I could count on no fingers the times I have been present at court to see a defendant receiving a custodial sentence, only to hear them lament, "Oh my fortune! 'Tis to my great dissatisfaction that I shall now have my right to vote taken from me. Is the deprivation of my liberty not enough!" It never happens and, let's face it, the majority of prisoners would think that Gordon Brown is a derogatory term for low-grade heroin. You know, something that promises much but is without substance and ultimately fails to deliver. Quite apt.
However, the European Court of Human Rights has determined that this law, stemming back to the 1870 Forfeiture Act, is unlawful and that Parliament must do something to correct it. The issue came to the fore when an inmate called John Hirst (he killed his landlady with an axe when she asked him to bring in some coal) began a legal campaign on the grounds that because prisoners are deprived of the right to vote, they cannot affect change. What change could he wish to affect I wonder? Voting for a party that will make it legal to go around killing people with an axe?

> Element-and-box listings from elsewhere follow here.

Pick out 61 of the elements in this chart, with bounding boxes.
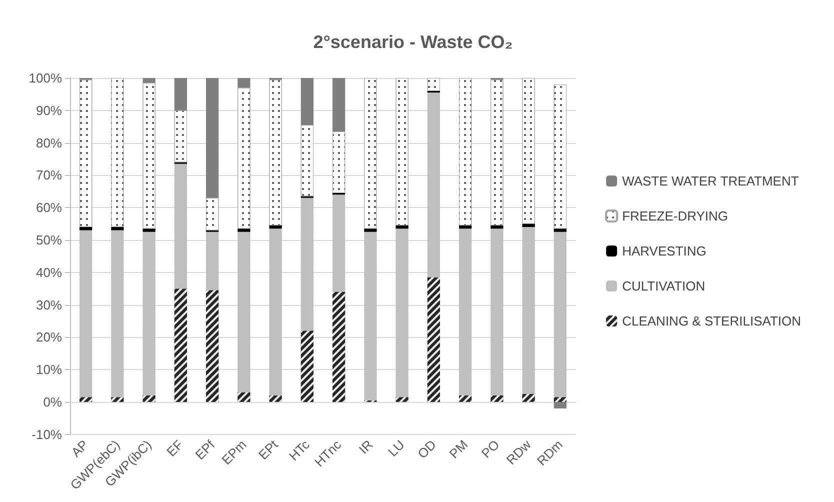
bar — [238, 228, 250, 232]
bar — [522, 224, 535, 228]
x-tick-label: OD — [414, 437, 439, 462]
x-tick-label: EPf — [192, 436, 218, 462]
bar — [111, 230, 124, 398]
legend-label: WASTE WATER TREATMENT — [622, 174, 799, 188]
bar — [206, 232, 219, 290]
bar — [174, 164, 188, 289]
x-tick-label: HTc — [286, 436, 313, 464]
bar — [142, 232, 156, 396]
bar — [554, 228, 567, 232]
bar — [332, 78, 346, 132]
bar — [554, 402, 567, 408]
bar — [300, 78, 314, 125]
y-tick-label: 30% — [36, 297, 62, 312]
bar — [427, 92, 440, 278]
bar — [300, 198, 314, 331]
bar — [458, 228, 472, 396]
x-tick-label: PM — [446, 437, 471, 462]
y-tick-label: 20% — [36, 330, 62, 345]
bar — [269, 228, 282, 396]
bar — [79, 227, 92, 230]
legend-label: CULTIVATION — [622, 278, 706, 294]
bar — [490, 225, 504, 229]
y-tick-label: 80% — [36, 135, 62, 150]
bar — [111, 227, 124, 230]
bar — [142, 228, 156, 232]
bar — [458, 225, 472, 229]
legend-label: FREEZE-DRYING — [622, 208, 728, 224]
y-tick-label: 0% — [43, 394, 62, 410]
x-tick-label: PO — [478, 437, 502, 461]
bar — [396, 225, 408, 229]
x-tick-label: EPt — [255, 436, 282, 462]
y-tick-label: 50% — [36, 232, 62, 248]
y-tick-label: 10% — [36, 362, 62, 378]
chart-title: 2°scenario - Waste CO₂ — [313, 32, 513, 52]
bar — [396, 228, 408, 398]
bar — [364, 232, 377, 400]
y-tick-label: 70% — [36, 168, 62, 183]
bar — [490, 228, 504, 396]
y-tick-label: 90% — [36, 102, 62, 118]
bar — [79, 230, 92, 398]
y-tick-label: 100% — [28, 70, 62, 86]
bar — [554, 232, 567, 398]
y-tick-label: 60% — [36, 200, 62, 216]
y-tick-label: 40% — [36, 264, 62, 280]
x-tick-label: EF — [164, 436, 186, 460]
bar — [206, 78, 219, 198]
bar — [142, 78, 156, 83]
bar — [364, 228, 377, 232]
x-tick-label: LU — [385, 437, 408, 460]
bar — [238, 78, 250, 88]
y-tick-label: -10% — [32, 426, 62, 442]
bar — [522, 227, 535, 394]
bar — [269, 225, 282, 229]
legend-label: HARVESTING — [622, 244, 706, 258]
bar — [332, 194, 346, 292]
legend-label: CLEANING & STERILISATION — [622, 314, 802, 328]
x-tick-label: IR — [356, 437, 376, 457]
bar — [174, 78, 188, 110]
bar — [238, 232, 250, 392]
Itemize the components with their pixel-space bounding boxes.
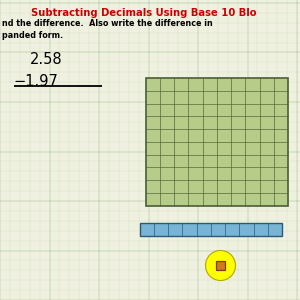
Text: −1.97: −1.97 — [14, 74, 59, 88]
Bar — [140, 223, 282, 236]
Text: nd the difference.  Also write the difference in: nd the difference. Also write the differ… — [2, 20, 212, 28]
Bar — [216, 261, 225, 270]
Text: Subtracting Decimals Using Base 10 Blo: Subtracting Decimals Using Base 10 Blo — [31, 8, 257, 17]
Bar — [146, 78, 288, 206]
Circle shape — [206, 250, 236, 280]
Text: panded form.: panded form. — [2, 32, 63, 40]
Text: 2.58: 2.58 — [30, 52, 63, 68]
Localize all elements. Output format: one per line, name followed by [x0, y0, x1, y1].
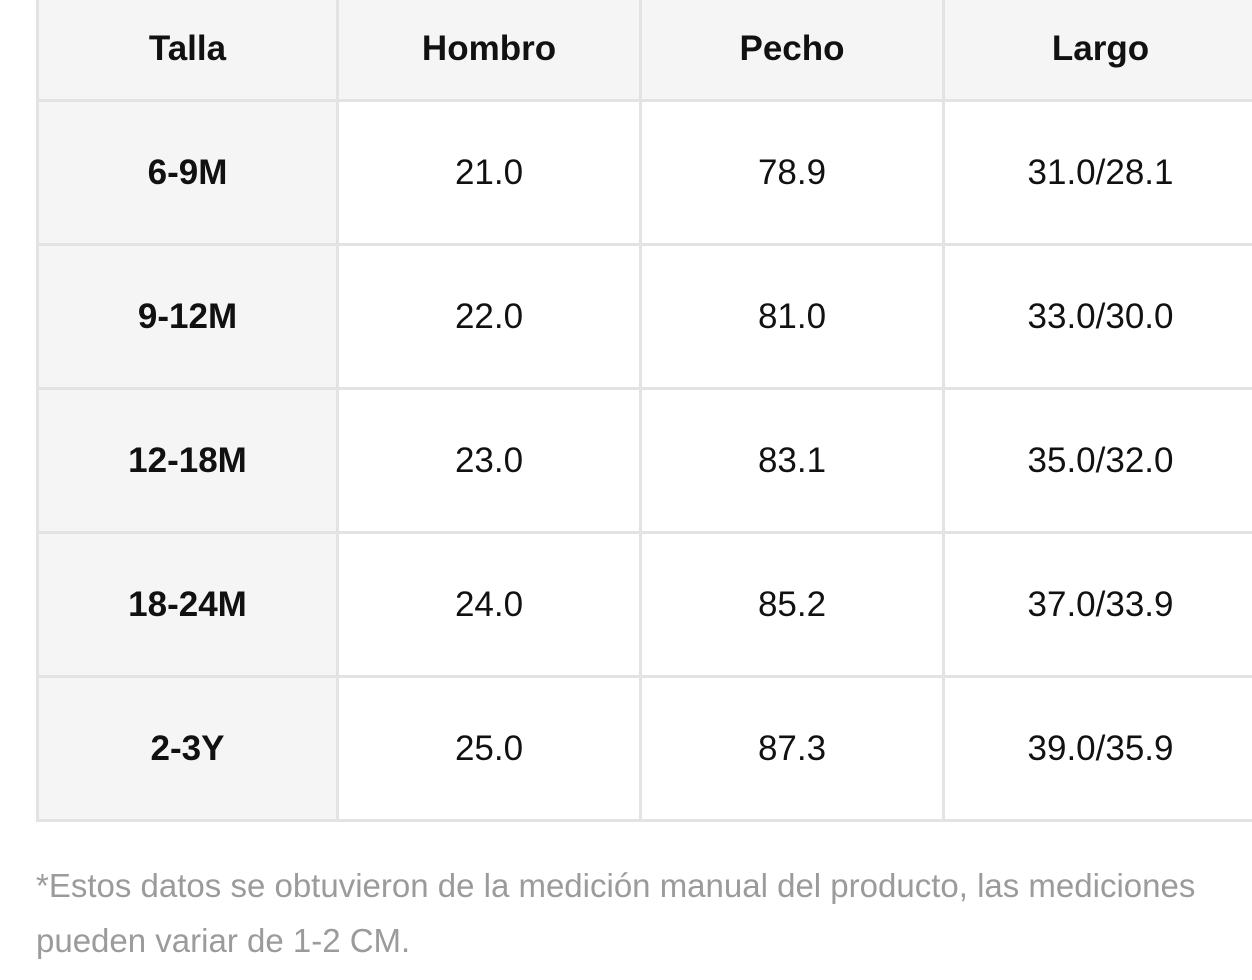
table-row: 18-24M 24.0 85.2 37.0/33.9: [36, 531, 1252, 678]
size-cell: 18-24M: [36, 531, 339, 678]
size-cell: 12-18M: [36, 387, 339, 534]
measurement-disclaimer: *Estos datos se obtuvieron de la medició…: [36, 867, 1196, 959]
chest-cell: 78.9: [639, 99, 945, 246]
header-length: Largo: [942, 0, 1252, 102]
shoulder-cell: 22.0: [336, 243, 642, 390]
size-chart-table: Talla Hombro Pecho Largo 6-9M 21.0 78.9 …: [36, 0, 1252, 822]
table-row: 6-9M 21.0 78.9 31.0/28.1: [36, 99, 1252, 246]
chest-cell: 87.3: [639, 675, 945, 822]
table-row: 2-3Y 25.0 87.3 39.0/35.9: [36, 675, 1252, 822]
header-shoulder: Hombro: [336, 0, 642, 102]
chest-cell: 81.0: [639, 243, 945, 390]
header-chest: Pecho: [639, 0, 945, 102]
shoulder-cell: 23.0: [336, 387, 642, 534]
size-cell: 6-9M: [36, 99, 339, 246]
table-header-row: Talla Hombro Pecho Largo: [36, 0, 1252, 102]
length-cell: 35.0/32.0: [942, 387, 1252, 534]
length-cell: 31.0/28.1: [942, 99, 1252, 246]
length-cell: 37.0/33.9: [942, 531, 1252, 678]
shoulder-cell: 21.0: [336, 99, 642, 246]
size-cell: 2-3Y: [36, 675, 339, 822]
header-size: Talla: [36, 0, 339, 102]
table-row: 12-18M 23.0 83.1 35.0/32.0: [36, 387, 1252, 534]
size-cell: 9-12M: [36, 243, 339, 390]
length-cell: 33.0/30.0: [942, 243, 1252, 390]
shoulder-cell: 24.0: [336, 531, 642, 678]
table-row: 9-12M 22.0 81.0 33.0/30.0: [36, 243, 1252, 390]
chest-cell: 83.1: [639, 387, 945, 534]
shoulder-cell: 25.0: [336, 675, 642, 822]
chest-cell: 85.2: [639, 531, 945, 678]
length-cell: 39.0/35.9: [942, 675, 1252, 822]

He felt somewhat aggrieved when complaining about prisoner's conditions that the officers would reply, "Oh you're a prisoner, you're less than human." To which he would counter, "No I'm not, I'm a human being, I've got rights." So did the poor woman he brutally murdered. He thinks that if prisoners are given the vote, then politicians will come knocking on their cell doors asking them what they think, offering "incentives or privileges" to vote. So there it is, the crux of the matter, prisoners being offered "incentives or privileges" to do so. Hardly such a noble cause after all but then again, are you surprised?
In any case, what more incentives could they wish to receive other than the two early release schemes currently being offered by the Government? Maybe the Government will recognise the prisons as constituencies themselves? We could soon be seeing the Robbery and Theft Party, the Never Be Worker's Party, or the It's Okay to Kill Someone Party. At least if this did happen and one of them should be elected to Parliament, there would be no eyebrows raised if it was to later come into the public domain that they were claiming expenses on Cell 443 at HMP Belmarsh as their second home.
Where does all this stop? They've committed a crime, depriving others of their property, liberty - or as in the case of Mr Hirst's actions - their life. Yet the ECHR believes that they should have the right to vote on issues that will affect the lives of ordinary law-abiding citizens. Even if they do get the vote, how long will it be before a legal challenge is raised over these prisoners having to mark a voting card with an 'X'? For 90% of them, that's their signature, and they'll say that using an 'X' therefore makes them identifiable, thus removing the anonymity required for voting. It will happen. You know it will.
Let's hope some commonsense does prevail, which could be achieved by following Eire's lead. There, prisoners are not deprived of the right to vote. However, prisoners have 'no right to be given physical access to a ballot box by way of temporary release, by postal vote, or any other way.' Genius.